I'm not sure why we're arguing really. I don't think there is some vast conspiracy out there against homeopathy, although there was a historical one. I agree with you - there is not sufficient clinical evidence that homeopathy is the most promising treatment out there. I said as much in my original comment. I simply said that there haven't been enough good studies to say for sure, and gave some historical context about homeopathy.
posted by serazin at 3:10 PM on November 21, 2006


Here is what I think the disagreement is.

You say that "there is not sufficient clinical evidence that homeopathy is the most promising treatment" and that that there haven't been enough good studies to say for sure.

I say that there is insufficient clinical evidence that homeopathy is a useful treatment. There is insufficient physical evidence that the "remedies" are different from the diluents used, and indeed physical evidence that they are not. When there is such a lack of evidence even after testing (acknowledging that some of the testing has been poor), normally I think reasonable scientists would focus their efforts on something more promising rather than saying that it hasn't been proven either way.

I'm not sure how the story about how modern medicine started answers the question.
posted by grouse at 3:43 PM on November 21, 2006 [1 favorite]


One study isn't a lot. If there've been hundreds of studies you expect one, by chance, to get a significance at 1%.

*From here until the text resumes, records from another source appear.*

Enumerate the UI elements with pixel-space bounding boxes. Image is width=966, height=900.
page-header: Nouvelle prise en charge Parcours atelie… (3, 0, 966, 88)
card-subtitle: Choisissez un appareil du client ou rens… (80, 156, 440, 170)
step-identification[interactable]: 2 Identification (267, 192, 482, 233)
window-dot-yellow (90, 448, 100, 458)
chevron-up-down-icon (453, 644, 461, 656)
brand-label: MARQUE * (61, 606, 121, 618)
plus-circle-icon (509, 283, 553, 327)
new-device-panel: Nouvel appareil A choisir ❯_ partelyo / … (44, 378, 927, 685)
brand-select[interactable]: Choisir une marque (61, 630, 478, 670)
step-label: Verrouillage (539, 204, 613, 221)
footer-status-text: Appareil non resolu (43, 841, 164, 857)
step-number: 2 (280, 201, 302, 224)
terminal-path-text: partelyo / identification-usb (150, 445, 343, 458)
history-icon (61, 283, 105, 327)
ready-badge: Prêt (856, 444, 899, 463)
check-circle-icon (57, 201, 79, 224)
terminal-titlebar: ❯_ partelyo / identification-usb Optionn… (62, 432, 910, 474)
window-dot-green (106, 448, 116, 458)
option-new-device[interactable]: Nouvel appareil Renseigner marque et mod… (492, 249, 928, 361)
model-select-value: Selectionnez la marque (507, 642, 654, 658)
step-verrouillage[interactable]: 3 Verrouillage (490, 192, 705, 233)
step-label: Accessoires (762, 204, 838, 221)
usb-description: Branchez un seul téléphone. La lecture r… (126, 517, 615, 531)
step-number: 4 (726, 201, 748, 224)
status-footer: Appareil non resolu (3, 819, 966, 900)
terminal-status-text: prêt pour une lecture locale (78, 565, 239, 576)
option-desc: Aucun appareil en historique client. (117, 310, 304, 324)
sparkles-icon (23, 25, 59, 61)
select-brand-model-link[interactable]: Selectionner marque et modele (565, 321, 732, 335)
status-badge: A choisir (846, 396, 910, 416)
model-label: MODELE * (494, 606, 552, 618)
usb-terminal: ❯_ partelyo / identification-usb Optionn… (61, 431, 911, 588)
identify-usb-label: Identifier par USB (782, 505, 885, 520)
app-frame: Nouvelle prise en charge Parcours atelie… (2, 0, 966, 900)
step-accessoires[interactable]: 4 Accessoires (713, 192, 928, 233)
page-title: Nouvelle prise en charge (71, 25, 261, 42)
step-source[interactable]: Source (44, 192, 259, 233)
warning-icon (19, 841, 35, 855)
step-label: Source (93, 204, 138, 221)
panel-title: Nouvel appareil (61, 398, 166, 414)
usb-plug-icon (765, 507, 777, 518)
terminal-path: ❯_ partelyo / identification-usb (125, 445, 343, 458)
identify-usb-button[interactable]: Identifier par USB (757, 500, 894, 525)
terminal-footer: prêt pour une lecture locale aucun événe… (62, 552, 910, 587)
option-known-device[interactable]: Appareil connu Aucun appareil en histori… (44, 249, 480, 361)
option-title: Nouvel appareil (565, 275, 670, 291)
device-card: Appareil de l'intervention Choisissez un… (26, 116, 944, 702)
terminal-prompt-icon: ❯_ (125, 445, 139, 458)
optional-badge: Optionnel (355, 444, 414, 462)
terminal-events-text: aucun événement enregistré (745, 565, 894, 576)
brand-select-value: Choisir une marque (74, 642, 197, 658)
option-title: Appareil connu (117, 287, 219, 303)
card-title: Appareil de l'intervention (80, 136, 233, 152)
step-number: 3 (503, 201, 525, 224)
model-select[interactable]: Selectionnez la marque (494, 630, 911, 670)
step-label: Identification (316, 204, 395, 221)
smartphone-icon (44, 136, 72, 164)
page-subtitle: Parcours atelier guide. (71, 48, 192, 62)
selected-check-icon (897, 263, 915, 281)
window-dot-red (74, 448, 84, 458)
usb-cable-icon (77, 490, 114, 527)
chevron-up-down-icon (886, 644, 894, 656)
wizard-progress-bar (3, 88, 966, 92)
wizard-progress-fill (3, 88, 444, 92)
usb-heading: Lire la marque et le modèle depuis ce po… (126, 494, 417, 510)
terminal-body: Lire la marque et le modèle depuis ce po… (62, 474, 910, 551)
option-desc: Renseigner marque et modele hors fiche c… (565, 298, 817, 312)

grouse is quite right in my opinion. If you do studies and fail to find clearcut evidence then you have to start wondering how homeopaths claim they know it works when they've not been conducting things as a properly controlled study. Indeed, if homeopathy had been sufficiently bold to come out and lay down exactly what it could treat with what effectiveness I'd bet it'd have been thoroughly disproven.

I'd like to see this false dichotomy between alternative/complementary medicine and non-alternative medicine gone. As I think John Diamond said, there is only medicine that's been tested and works, and that which hasn't.

Returning to the original question, can you really claim it is good for society to invest even more money trying to show it works when it's repeatedly failed to demonstrate any effect? As grouse has stated, the US has managed to chuck $123 million down the drain on this. Not good for society.
posted by edd at 4:40 PM on November 21, 2006


To clarify, the $123 million is for research on all sorts of alternative medicine. But it is just for this year; more would have been spent in previous years, and more will be spent still.